By PRO Training & Development Manager Paul Rejer
At our recent assistant referee camp we discussed an AR’s responsibility at throw-in restarts and agreed that, in general, ARs did not seem to be checking for foul throws.
The question was raised: what is the priority – is it checking for foul throws or focusing on second last defender/fouls?
Following discussions in groups it was unanimously decided that ARs should be checking for foul throws due to the following main reasons:
– It only takes one occasion for a foul throw to be missed and a goal to result for it to be a worthwhile practice
– A player cannot be offside directly from a throw-in
– It only takes a split second to gaze down before you return to concentrating infield
The Throw-In Law is specific:
At the moment of delivering the ball, the thrower:
– Faces the field of play
– Has part of each foot either on the touch line or on the ground outside the touch line
– Holds the ball with both hands
– Delivers the ball from behind and over his head
– Delivers the ball from the point where it left the field of play
It makes sense for the referee to monitor the thrower’s arms, and the AR the feet.
In Friday night’s game between Houston Dynamo and Chicago Fire, AR Frank Anderson signaled for two foul throws, at 45:50 in the first half (clip 1) and 45:15 in the second half (clip 2), which is very rare, but personally I was delighted to see it.

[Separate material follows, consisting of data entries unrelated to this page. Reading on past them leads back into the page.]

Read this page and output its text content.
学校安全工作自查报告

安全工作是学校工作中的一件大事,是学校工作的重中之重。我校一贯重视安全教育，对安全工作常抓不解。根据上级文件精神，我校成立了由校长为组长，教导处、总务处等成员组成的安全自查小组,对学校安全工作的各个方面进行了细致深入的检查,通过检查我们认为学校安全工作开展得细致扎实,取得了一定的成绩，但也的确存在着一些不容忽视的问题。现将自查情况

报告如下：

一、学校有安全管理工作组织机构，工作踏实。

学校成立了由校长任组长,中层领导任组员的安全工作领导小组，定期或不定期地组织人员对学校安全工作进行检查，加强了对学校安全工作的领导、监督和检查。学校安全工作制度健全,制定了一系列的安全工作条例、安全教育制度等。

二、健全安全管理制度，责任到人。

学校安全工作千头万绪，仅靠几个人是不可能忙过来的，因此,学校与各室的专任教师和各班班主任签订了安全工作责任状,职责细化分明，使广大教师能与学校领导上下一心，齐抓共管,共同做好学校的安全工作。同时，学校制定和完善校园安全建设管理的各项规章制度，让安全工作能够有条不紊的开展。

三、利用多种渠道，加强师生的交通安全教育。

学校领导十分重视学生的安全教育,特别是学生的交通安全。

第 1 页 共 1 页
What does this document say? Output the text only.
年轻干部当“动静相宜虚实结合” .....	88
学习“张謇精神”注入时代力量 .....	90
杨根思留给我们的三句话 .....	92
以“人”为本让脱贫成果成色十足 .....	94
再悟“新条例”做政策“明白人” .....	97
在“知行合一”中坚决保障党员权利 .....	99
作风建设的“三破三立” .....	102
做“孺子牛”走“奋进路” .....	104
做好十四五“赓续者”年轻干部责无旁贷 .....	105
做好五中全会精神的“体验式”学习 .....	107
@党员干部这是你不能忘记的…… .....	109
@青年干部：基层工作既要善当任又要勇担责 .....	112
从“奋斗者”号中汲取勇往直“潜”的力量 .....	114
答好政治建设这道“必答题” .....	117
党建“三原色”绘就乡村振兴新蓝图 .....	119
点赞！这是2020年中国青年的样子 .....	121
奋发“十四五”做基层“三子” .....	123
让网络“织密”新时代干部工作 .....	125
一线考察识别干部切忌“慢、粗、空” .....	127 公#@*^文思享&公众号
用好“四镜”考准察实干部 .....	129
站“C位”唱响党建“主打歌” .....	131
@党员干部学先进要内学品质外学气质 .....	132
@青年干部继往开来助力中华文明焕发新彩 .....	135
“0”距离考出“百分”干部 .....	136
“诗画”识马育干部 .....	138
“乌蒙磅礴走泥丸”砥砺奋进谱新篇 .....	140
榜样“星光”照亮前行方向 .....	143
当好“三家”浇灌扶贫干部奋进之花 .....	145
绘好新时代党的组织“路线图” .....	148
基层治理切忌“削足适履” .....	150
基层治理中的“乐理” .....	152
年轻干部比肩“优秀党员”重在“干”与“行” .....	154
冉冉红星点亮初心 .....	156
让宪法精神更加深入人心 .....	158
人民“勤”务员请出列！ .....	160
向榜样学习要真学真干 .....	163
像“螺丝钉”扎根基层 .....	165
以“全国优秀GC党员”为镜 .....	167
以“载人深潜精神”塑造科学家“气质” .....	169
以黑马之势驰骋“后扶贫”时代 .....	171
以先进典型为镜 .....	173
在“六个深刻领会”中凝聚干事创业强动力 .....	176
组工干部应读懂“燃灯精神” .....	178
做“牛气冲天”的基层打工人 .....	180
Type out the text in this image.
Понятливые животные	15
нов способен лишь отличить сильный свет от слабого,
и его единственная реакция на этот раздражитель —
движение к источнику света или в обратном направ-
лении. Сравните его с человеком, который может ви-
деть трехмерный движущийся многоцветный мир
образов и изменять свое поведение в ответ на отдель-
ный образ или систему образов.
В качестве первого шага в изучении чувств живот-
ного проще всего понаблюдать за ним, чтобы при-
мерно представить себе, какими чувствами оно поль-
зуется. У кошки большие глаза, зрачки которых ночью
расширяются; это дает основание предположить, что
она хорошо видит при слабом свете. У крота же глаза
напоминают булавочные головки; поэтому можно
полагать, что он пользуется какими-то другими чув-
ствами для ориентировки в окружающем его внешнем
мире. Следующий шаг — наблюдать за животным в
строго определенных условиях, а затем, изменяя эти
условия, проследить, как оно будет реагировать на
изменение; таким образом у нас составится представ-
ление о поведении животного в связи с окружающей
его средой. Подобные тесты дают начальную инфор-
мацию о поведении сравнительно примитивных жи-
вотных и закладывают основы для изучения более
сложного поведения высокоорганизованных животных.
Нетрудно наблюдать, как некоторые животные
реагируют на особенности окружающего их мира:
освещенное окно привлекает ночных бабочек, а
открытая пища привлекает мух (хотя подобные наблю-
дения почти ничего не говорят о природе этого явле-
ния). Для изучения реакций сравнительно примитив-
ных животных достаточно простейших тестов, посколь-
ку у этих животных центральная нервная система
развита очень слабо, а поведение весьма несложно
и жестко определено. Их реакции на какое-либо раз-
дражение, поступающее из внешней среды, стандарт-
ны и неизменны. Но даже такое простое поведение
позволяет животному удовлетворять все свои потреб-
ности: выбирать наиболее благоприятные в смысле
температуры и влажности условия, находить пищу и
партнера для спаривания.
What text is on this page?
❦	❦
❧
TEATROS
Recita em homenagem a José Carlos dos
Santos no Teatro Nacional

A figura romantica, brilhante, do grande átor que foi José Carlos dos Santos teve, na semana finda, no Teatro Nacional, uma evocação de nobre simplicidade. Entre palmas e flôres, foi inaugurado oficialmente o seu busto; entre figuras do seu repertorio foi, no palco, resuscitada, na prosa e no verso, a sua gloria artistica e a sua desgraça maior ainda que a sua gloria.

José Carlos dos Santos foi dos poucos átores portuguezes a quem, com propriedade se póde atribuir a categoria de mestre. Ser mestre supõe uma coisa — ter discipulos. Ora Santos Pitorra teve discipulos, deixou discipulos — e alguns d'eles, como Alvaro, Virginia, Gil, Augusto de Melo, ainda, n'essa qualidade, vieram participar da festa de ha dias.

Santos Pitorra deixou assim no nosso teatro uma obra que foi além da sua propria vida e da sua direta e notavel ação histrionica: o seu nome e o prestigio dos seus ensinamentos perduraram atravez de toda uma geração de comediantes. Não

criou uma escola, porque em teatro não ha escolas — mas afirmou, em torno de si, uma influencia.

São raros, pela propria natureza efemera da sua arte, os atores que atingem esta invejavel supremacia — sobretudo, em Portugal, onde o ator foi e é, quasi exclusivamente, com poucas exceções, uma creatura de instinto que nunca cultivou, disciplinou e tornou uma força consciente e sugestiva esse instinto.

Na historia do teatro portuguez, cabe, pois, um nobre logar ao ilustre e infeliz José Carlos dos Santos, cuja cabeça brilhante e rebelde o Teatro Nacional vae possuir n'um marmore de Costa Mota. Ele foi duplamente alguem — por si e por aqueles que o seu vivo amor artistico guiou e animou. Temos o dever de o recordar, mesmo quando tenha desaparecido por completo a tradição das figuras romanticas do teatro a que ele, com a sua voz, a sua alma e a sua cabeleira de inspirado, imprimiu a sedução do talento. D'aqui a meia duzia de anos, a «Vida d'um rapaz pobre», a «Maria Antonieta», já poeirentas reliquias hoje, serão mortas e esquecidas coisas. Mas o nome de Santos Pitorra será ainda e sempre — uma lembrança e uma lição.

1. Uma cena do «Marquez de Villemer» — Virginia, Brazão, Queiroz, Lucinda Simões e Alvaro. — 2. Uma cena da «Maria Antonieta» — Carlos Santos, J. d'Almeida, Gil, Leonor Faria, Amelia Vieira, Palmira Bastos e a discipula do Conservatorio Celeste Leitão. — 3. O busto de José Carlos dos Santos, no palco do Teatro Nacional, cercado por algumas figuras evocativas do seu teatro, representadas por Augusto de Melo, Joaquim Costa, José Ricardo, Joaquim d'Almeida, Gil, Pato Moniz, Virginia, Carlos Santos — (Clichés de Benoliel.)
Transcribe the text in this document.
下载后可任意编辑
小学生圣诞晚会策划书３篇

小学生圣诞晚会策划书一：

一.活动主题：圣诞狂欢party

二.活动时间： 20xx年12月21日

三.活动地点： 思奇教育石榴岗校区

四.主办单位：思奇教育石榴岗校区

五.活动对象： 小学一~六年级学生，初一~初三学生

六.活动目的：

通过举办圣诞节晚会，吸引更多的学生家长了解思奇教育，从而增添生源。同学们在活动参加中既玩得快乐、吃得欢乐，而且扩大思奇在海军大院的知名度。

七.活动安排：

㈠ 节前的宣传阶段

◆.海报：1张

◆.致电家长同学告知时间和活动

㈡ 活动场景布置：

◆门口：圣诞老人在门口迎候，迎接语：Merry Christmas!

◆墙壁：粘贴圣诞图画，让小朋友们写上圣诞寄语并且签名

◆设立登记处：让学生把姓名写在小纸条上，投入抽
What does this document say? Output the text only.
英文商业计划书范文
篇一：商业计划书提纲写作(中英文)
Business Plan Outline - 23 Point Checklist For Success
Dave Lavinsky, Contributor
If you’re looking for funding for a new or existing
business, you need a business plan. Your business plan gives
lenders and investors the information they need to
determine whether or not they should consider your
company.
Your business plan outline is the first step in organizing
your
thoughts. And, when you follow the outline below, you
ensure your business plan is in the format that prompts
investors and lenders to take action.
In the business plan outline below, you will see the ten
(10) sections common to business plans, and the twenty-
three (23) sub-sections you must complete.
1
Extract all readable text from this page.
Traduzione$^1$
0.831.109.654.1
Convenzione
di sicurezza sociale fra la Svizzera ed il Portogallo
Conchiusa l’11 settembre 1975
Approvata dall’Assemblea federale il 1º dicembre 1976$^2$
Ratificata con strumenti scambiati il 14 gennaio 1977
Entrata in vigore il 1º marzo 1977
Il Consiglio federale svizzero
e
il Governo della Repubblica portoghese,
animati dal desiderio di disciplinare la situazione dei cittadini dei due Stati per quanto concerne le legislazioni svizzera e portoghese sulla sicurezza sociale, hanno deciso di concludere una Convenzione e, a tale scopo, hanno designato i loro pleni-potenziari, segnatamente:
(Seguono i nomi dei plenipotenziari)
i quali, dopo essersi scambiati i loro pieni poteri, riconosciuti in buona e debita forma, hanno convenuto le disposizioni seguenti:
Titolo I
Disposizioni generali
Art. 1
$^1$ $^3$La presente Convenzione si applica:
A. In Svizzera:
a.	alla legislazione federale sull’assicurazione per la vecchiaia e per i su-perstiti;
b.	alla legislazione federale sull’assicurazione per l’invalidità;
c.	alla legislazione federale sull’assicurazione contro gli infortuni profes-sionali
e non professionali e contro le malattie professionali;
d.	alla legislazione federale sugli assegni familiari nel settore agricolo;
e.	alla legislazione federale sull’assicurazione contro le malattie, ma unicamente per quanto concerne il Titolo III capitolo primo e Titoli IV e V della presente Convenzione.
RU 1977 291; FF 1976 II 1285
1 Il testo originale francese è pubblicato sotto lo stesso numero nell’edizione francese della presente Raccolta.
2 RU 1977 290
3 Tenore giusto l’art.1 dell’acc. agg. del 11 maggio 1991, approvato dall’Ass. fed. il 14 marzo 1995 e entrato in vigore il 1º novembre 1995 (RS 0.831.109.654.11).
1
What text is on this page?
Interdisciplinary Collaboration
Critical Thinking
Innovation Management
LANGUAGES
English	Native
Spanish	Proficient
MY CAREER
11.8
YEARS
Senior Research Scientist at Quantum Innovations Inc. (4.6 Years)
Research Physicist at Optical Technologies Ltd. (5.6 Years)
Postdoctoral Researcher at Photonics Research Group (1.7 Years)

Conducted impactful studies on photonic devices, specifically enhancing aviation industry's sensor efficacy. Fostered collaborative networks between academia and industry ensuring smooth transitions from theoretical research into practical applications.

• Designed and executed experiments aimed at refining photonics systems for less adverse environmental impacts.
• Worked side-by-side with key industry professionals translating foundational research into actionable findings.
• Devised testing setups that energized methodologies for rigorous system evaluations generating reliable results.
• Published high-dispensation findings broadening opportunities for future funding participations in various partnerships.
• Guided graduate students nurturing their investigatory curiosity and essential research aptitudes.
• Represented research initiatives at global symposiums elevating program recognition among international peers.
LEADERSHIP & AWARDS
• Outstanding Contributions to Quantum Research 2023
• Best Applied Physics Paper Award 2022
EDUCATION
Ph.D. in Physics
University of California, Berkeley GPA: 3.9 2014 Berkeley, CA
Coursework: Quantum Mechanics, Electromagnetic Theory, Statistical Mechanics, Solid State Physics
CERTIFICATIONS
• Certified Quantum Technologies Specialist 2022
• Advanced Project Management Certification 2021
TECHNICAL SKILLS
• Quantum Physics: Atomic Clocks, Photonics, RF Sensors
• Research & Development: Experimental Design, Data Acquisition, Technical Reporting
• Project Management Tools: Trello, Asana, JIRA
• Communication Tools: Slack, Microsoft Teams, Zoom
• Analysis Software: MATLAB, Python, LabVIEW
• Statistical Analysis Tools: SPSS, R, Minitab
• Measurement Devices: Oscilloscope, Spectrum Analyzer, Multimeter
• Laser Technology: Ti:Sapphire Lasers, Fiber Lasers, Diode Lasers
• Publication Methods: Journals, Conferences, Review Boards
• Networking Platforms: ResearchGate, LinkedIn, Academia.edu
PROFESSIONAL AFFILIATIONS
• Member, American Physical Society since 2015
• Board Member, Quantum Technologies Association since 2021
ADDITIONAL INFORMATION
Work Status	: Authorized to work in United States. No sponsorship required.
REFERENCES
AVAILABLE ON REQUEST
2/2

Clip 1 – first-hallf foul throw:
Clip 2 – second-half foul throw:
In both instances you can see the thrower lifts his leg as he takes the throw, and so does not have part of each foot either on the touch line or on the ground outside the touch line.
Anderson clearly gestured the nature of the offense to ‘sell’ his decisions and, while both players seemed surprised, they did not protest.
If Anderson had not carried out his basic duties by ensuring that the law was adhered to and if either of these foul throws had been allowed to take place and resulted in a goal, there would have been justifiable complaints.